Grant was a very kind man to those who worked for him, and he always said that he wanted to give his wife’s slaves their freedom as soon as he was able.

This line has been used more than once by historians to argue that Grant opposed slavery before the war. As I pointed out in this essay, Julia Dent Grant did not actually have legal title to any of the enslaved people at White Haven, but her father did loan her four slaves to attend to her needs while at White Haven. One historian in particular has recently claimed, on the basis of the Robinson interview, that the reason Julia did not have legal title to those enslaved people was because her father feared that Grant would free them. Is that a reliable interpretation to make?

What little we have of the record from the 1850s is far more complex. Grant himself never espoused antislavery views in his letters before the Civil War. He made the decision to move to a slave plantation in 1854 and at one point even owned a slave of his own, William Jones, that he later freed in 1859 (see the above link for more info). Furthermore, when Grant made his views on slavery publicly know in an August 1863 letter to Congressman Elihu Washburne during the Civil War, he argued that “early in the rebellion” he had come around to believe that slavery had to be abolished, but that “I never was an abolitionist, not even what could be called anti-slavery” before the Civil War.

An important factor in determining the reliability of Robinson’s recollection is the context in which it was produced. Grant had died the day before. The white interviewer had no interest in learning about Robinson’s own experiences in slavery and probably edited her comments to paint Grant in a positive light. Would the article really be edited to point out that Grant had been a slaveholder? I doubt it. If one were to read this interview and know nothing else about Grant’s life in St. Louis, they’d have no idea that he owned William Jones. Can it be trusted as a reliable source in uncovering Grant’s views on slavery before the war? Many historians have cited it, but I’m not so sure.

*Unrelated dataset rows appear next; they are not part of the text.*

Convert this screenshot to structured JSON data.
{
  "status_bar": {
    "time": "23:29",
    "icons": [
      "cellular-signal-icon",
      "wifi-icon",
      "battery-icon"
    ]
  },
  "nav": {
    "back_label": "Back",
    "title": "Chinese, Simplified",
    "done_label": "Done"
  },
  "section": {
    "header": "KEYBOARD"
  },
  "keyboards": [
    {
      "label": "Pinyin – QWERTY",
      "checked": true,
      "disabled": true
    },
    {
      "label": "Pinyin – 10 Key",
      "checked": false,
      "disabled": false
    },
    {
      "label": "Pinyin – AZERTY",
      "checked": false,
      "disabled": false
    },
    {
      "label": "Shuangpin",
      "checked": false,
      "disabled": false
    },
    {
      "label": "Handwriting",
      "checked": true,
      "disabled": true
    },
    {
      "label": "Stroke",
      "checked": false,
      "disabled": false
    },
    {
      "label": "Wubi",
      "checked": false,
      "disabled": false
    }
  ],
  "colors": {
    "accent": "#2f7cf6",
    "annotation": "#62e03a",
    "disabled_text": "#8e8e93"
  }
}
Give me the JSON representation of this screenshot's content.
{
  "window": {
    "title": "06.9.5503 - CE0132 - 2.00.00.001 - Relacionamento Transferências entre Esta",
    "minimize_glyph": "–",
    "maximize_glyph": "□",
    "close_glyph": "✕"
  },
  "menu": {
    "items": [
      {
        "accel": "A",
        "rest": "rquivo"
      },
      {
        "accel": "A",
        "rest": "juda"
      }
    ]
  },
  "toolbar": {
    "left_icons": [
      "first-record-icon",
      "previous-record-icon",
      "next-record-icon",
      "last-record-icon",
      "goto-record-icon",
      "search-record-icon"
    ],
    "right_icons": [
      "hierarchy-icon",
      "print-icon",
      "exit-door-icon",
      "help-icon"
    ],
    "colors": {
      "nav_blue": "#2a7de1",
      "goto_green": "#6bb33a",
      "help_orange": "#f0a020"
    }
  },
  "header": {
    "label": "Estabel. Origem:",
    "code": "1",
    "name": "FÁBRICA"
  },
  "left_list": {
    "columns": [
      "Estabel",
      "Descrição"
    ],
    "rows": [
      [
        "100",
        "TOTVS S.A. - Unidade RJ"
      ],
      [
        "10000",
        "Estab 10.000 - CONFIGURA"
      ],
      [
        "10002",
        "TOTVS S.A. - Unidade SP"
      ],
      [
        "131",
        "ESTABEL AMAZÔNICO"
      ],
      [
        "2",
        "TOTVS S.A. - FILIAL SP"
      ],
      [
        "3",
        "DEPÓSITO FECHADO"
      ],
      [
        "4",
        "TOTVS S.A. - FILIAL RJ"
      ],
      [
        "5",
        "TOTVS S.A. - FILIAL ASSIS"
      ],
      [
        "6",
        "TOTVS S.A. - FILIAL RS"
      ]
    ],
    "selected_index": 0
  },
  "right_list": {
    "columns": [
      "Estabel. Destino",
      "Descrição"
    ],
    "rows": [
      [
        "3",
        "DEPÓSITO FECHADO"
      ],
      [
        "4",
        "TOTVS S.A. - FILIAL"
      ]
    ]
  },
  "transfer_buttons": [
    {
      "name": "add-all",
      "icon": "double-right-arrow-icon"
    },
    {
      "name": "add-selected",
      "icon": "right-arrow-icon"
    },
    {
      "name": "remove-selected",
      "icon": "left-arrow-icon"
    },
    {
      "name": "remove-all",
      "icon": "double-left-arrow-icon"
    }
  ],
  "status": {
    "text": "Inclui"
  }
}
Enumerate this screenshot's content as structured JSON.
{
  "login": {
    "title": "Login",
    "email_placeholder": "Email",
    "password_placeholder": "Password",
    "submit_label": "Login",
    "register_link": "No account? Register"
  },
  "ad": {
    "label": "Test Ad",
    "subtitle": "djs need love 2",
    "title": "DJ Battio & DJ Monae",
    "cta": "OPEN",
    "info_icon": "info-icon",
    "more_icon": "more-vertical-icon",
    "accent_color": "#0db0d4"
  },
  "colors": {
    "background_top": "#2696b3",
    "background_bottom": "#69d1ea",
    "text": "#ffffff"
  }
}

The point here is not to determine whether Grant was truly antislavery or proslavery before the war. As we can see, the evidence is mixed, and in any case I think it’s far safer to argue that there was an evolution in Grant’s thinking over time. The bigger challenge here and in so many other instances during historical research is that the absence of definitive primary source documentation from the time in which an event took place makes the task of painting an accurate portrait of the past all the more difficult. When historians are faced with interpreting the recollections of people long after the fact, they must exercise caution and sharp judgement in determining that source’s reliability.